LP analysis also evidenced that the amide III bands contributed to a greater extent to the separation of the fast and slow groups at BL stage. The analysis of the amide III vibrational mode (1230 to $1300{\mathrm{cm}}^{-1}$), denominated by the nitrogen–hydrogen bonds vibration and by the carbon–nitrogen stretching vibration, can be used for conformational analysis of proteins. Amide III analysis can also be used for quantitative analysis of proteins secondary structure, using the ratio of $\alpha$-helices and $\beta$-sheets bands at 1235 and $1275{\mathrm{cm}}^{-1}$, respectively.^42,43 Based on this information, it can be suggested that there is a correlation between the embryo development kinetics and its ability to promote changes in the structure of essential proteins. Interestingly, the changes in this spectral region were only evident after the activation of the embryonic genome and hence after mRNA synthesis by the embryo.⁴⁴ Therefore, these changes may result from failures in gene expression or genomic and epigenetic alterations occurred in the early stages of development.¹⁹

It is interesting to note that the LP analysis showed specific profiles in the vibration bands of phenylalanine and the methylene group of polymethylene chain, which greatly contributed to the separation of the fast and slow groups in all evaluated stages.
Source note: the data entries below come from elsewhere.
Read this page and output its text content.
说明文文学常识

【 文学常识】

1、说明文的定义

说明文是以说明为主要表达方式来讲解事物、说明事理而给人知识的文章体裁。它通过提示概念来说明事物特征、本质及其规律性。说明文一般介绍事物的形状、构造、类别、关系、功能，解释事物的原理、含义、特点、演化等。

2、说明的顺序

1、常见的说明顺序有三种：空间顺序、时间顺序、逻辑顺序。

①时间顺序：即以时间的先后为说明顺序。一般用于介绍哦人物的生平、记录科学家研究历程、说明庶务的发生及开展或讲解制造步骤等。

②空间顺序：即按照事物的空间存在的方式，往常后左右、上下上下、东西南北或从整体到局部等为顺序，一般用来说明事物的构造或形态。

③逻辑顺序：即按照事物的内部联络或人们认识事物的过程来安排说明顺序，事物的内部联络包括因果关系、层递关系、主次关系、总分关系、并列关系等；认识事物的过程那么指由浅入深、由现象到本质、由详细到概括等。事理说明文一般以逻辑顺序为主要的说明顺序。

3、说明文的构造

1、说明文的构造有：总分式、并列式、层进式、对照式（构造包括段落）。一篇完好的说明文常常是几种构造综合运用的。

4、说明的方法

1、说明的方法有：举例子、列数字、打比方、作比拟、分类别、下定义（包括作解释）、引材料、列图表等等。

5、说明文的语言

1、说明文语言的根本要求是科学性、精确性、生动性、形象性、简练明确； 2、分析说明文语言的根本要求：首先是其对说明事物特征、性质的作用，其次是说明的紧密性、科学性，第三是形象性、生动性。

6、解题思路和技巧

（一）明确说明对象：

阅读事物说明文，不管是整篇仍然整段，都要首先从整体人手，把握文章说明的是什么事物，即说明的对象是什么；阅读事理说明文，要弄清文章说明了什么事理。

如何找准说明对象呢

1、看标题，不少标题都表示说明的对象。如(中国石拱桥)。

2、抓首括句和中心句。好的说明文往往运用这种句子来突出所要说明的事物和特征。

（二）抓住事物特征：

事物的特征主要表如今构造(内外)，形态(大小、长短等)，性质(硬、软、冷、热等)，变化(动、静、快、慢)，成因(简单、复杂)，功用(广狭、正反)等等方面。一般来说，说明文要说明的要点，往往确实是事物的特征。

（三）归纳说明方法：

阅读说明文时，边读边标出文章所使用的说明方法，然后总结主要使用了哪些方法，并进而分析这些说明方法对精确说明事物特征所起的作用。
Phenylalanine is an essential amino acid that is not produced by the organism but obtained through the diet⁴⁵ or in the case of IVP embryo, by supplementation of the culture medium. This amino acid has an important role in the preimplantation embryo development, especially in protein synthesis, energy supplement, and pH adjustment of the medium.¹⁸ The relationship between phenylalanine concentration in the culture medium and the embryonic viability has been described in other species. These concentrations are used as biomarkers of clinical pregnancy in humans¹⁵ and blastocyst formation in pigs.⁴ Furthermore, in vivo bovine blastocysts showed higher rates of phenylalanine, valine, and threonine when compared to in vitro blastocysts.⁴⁶ Thus, the fact that phenylalanine is related to embryonic viability and also with development kinetics, as showed in the results of this study, suggests that viability has indeed an important relation with kinetics.

Finally, there is no data in the literature that relate the methylene group of the polymethylene chain (methylene with ${\mathrm{CH}}_2$ bond) with embryonic development. However, studies indicate that the analysis of the intensity proportion of ${\mathrm{CH}}_3/{\mathrm{CH}}_2$ bands can be related to molecules conformational changes.¹⁵ Analysis of different types of brain malignant tumor cells showed an increase in the spectrum bandwidth that included the peaks at 2935 and $2880{\mathrm{cm}}^{-1}$, which correspond to the groups methyl (${\mathrm{CH}}_3$ bond) and methylene (${\mathrm{CH}}_2$ bond), respectively. The decrease in intensity of the ${\mathrm{CH}}_3/{\mathrm{CH}}_2$ bands ratio, when compared to normal or benign cell types, also suggests changes in molecular conformation of malignant cells.⁴⁶ The similarity between embryonic and tumor cells regarding plasticity, high adaptability in the cell growing tissue, morphological correlations, among others^47,48 could indicate that the molecular conformation disorders evidenced by the ${\mathrm{CH}}_3/{\mathrm{CH}}_2$ bands ratio could also be valid for the identification of the embryo metabolic status.

Therefore, we suggest that the phenylalanine and methylene group of the polymethylene chain bands, which present opposing profiles at all stages of embryonic development, can be considered Raman spectroscopy biomarkers of bovine embryos development kinetics. Table 3 shows a summary of the biological function of the important bands for fast and slow embryos described on this study.

Table 3

Raman bands assignments in fast and slow embryo and their biological function or interpretation.

5.

Conclusion

The use of Raman spectroscopy for the analysis of IVP bovine embryos culture media has the potential to be applied as a diagnostic method for noninvasive evaluation and characterization of embryos. Some metabolites already described as biomarkers of embryonic viability appear to contribute in major proportion to the separation of the groups with different development kinetics at the stages evaluated, suggesting a relationship between kinetics and viability of bovine IVP embryos.